Throughout the country, hundreds of public and private programs already provide some assistance to consumers who can't afford their prescriptions. But finding out about the programs and accessing them can be a daunting bureaucratic task for doctors, let alone consumers.
The new program establishes a Web site and calling centers to match consumers with the program that best suits their needs. The drug manufacturers' partnership is spending $10 million to promote the campaign. It took out full-page advertisements Tuesday in several large newspapers and will also air television ads.
In addition, more than $20 million will have been spent developing the program and running three call centers through the end of June, the program's organizers said.
Drug manufacturers have been criticized for their opposition to legislation designed to reduce the cost of prescriptions through such measures as allowing drugs made in the United States to be imported from countries where the drug is available at a lower cost.
"This is serious business. This is going to be very expensive for the companies, but they're willing to make this commitment to save the free-market system in America," said Billy Tauzin, a former House committee chairman who is now president and CEO of the Pharmaceutical Research and Manufacturers of America.
Consumers can access the Partnership for Prescription Assistance program by calling a toll free number - 1-888-477-2669, or through the Internet at http://www.pparx.org.
Ron Pollack, executive director of Families USA, an advocacy group that is often at odds with drug manufacturers, said some charitable programs offered by the drug companies are helpful to consumers. Others are marketing tools designed to build allegiance to a specific drug.
"It clearly is a public relations response to the widespread criticism concerning the skyrocketing prices that the drug companies continue to charge and to put as warm a face as possible on these growing problems," Pollack said. "How much of this will result in meaningful help to the people priced out of their medicines and how much of this results only in window-dressing is as yet unclear."
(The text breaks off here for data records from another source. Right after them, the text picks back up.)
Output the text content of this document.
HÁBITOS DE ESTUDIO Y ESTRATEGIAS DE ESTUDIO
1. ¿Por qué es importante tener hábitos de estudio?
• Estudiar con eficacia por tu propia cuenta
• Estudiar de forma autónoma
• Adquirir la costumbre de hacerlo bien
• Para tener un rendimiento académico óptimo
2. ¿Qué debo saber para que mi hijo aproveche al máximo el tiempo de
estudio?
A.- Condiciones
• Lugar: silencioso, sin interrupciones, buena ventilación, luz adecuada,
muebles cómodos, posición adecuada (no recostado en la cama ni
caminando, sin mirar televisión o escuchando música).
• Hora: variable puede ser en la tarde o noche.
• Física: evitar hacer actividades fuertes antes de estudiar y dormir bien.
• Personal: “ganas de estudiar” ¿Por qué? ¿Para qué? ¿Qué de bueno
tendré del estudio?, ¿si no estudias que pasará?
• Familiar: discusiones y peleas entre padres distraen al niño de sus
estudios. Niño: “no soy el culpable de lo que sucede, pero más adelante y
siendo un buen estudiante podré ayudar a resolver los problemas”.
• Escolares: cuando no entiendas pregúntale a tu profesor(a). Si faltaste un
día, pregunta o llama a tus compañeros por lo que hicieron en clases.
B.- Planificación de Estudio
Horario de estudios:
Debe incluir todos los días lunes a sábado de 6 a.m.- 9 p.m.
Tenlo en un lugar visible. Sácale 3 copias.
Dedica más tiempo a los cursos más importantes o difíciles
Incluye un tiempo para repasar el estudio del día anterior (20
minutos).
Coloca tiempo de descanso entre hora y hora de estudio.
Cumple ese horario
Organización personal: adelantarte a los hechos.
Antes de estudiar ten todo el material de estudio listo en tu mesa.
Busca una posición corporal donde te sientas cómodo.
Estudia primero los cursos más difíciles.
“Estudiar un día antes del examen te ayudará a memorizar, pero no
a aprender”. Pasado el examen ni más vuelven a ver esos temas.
The federal government will provide prescription drug coverage next year for the first time under Medicare, but Tauzin said millions of uninsured Americans will still need help paying for their medicine. The program will probably expand in coming years, even with the new government benefit, he said.
Some Democratic lawmakers were not impressed with the new program.
"Helping a subset of the public navigate a patchwork of assistance programs is not a solution, it's a stalling tactic," said Rep. Sherrod Brown, D-Ohio. "The best way to help Americans is to charge us fair prices in the first place."
"The effort of the pharmaceutical companies is helpful, but insufficient," said Rep. John D. Dingell of Michigan, the senior Democrat on the Energy and Commerce Committee.
Sen. Charles Grassley, R-Iowa, chairman of the Senate Finance Committee, gave the program a lukewarm endorsement.
"The drug industry is right to recognize that many Americans don't know where to turn for help with skyrocketing prescription drug costs. I don't know how much this program will help, but surely it can't hurt," Grassley said. "In the meantime, I'll continue to support drug importation as a way to cut costs for American consumers."
Dozens of organizations, such as Easter Seals, the United Way of America, and the American Academy of Family Physicians, are listed as partners with the drug manufacturers in the new program. The manufacturers, however, provide the financing.
Dr. Mary Frank, president of the Academy of Family Physicians, said she had no idea so many programs existed in the public and private sector to help patients afford their medicine. The partnership puts 1,200 medications, including generics, under one access point, she said.
"This will give our patients access to so many more (medicines)," she said.
Miles White, CEO of Abbot Laboratories, said drug companies decided about 18 months ago that they needed to alter their agenda from advocacy to solving problems of affordability. Their answer was a clearinghouse designed to eliminate so much of the confusion about the myriad programs available to the poor as well as to those suffering from a specific type of disease.
Tauzin said the companies would continue to oppose legislation that they believe would place less emphasis on free markets and more emphasis on government price controls.
"The reason why PhRMA supports the free-market system is that it's the last bastion that rewards innovation," Tauzin said. "But we realize that if we're going to retain that system, we can't leave people out simply because they're impoverished."